Ce processus indéfiniment cumulatif, qu’il s’agisse d’extractivisme, de production de biens matériels ou de rejets de déchets est incapable de s’arrêter par lui-même, puisqu’il s’agit d’un des piliers existentiels de la civilisation industrielle. Il faudra donc forcer ce système à ralentir ou à se transformer, mais plus vraisemblablement il rencontrera de plein fouet l’obstacle de sa finitude.

L’heure de la fin de la civilisation industrielle et de tout ce qu’elle comporte a déjà sonné. Qu’elle se produise dans 20 ans ou dans 200 ans. Nous avons vu que toujours plus de « progrès » tel qu’il est préconisé par l’actuelle secte dirigeante va accélérer le gâchis des ressources non renouvelables (ou faussement appelées renouvelables). En agissant de cette manière les fanatiques du progrès vont épuiser tous les matériaux et toute l’énergie utilisable (y compris humaine), jusqu’à les raréfier drastiquement voire les faire disparaître. C’est ainsi que les croyants au mythe du progrès seront directement responsables du retour à la barbarie.

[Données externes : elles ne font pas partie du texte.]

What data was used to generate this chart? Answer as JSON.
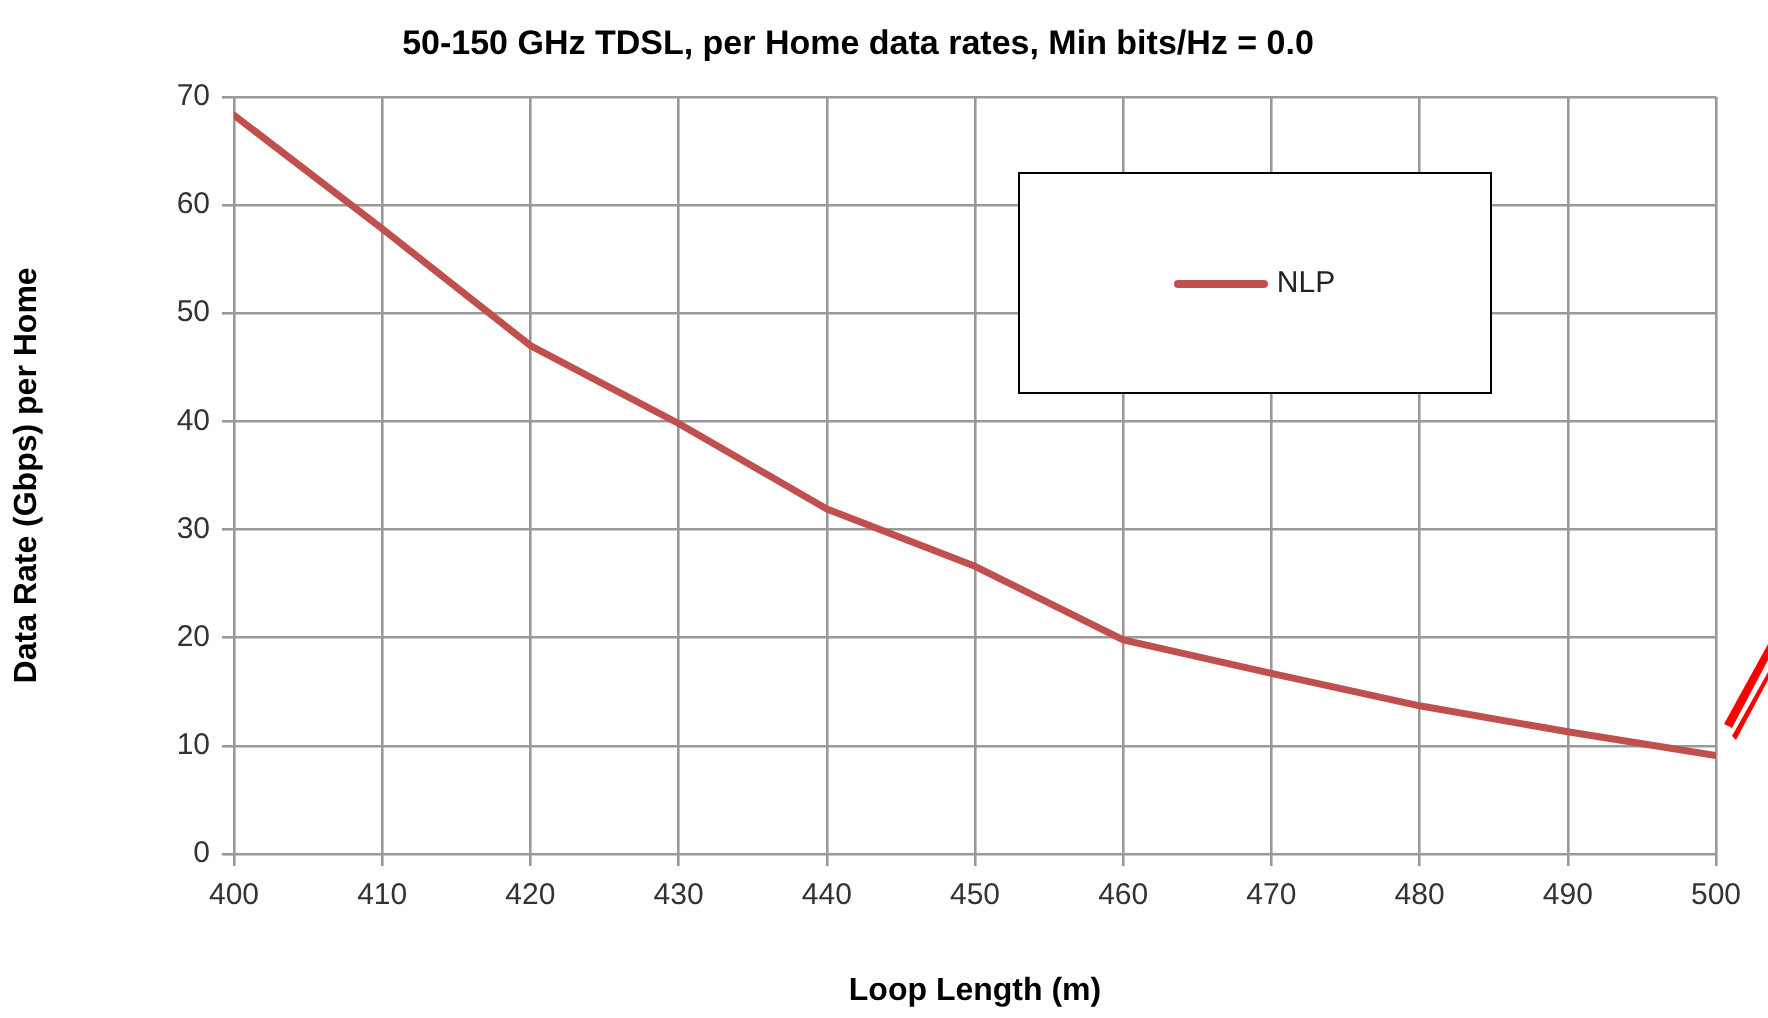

  1. La notion d’Ubermensch (le surhomme) a été reprise et développée par Friedrich Nietzsche. Il visait à redéfinir la condition humaine en la confrontant et en débordant les catégorisations de son époque en s’incarnant par la Volonté de puissance afin de surmonter le nihilisme et donner un sens à l’histoire sans but de l’humanité. La sœur de Nietzsche, Elisabeth, va redécouper la pensée de son frère pour composer un livre, La Volonté de puissance, paru en 1901, après la mort du philosophe. Il permettra de justifier, en biaisant complètement la pensée de l’auteur, que le chef a des qualités naturelles permettant de guider la multitude et de montrer le chemin. Grande admiratrice d’Adolf Hitler, Elisabeth Förster-Nietzsche déformera la pensée de son frère jusqu’à légitimer le concept de race supérieure. Le présent texte fait ici référence à la justification d’une caste supérieure (aryenne ou transhumaniste) par opposition aux Untermensch (les sous-hommes, terme inventé par un membre de Klu Klux Klan, repris ensuite par les nazis). Les Untermensch étaient classés par les nazis en plusieurs types, ceux destinés à l’extermination, et ceux qui étaient voués à l’esclavage.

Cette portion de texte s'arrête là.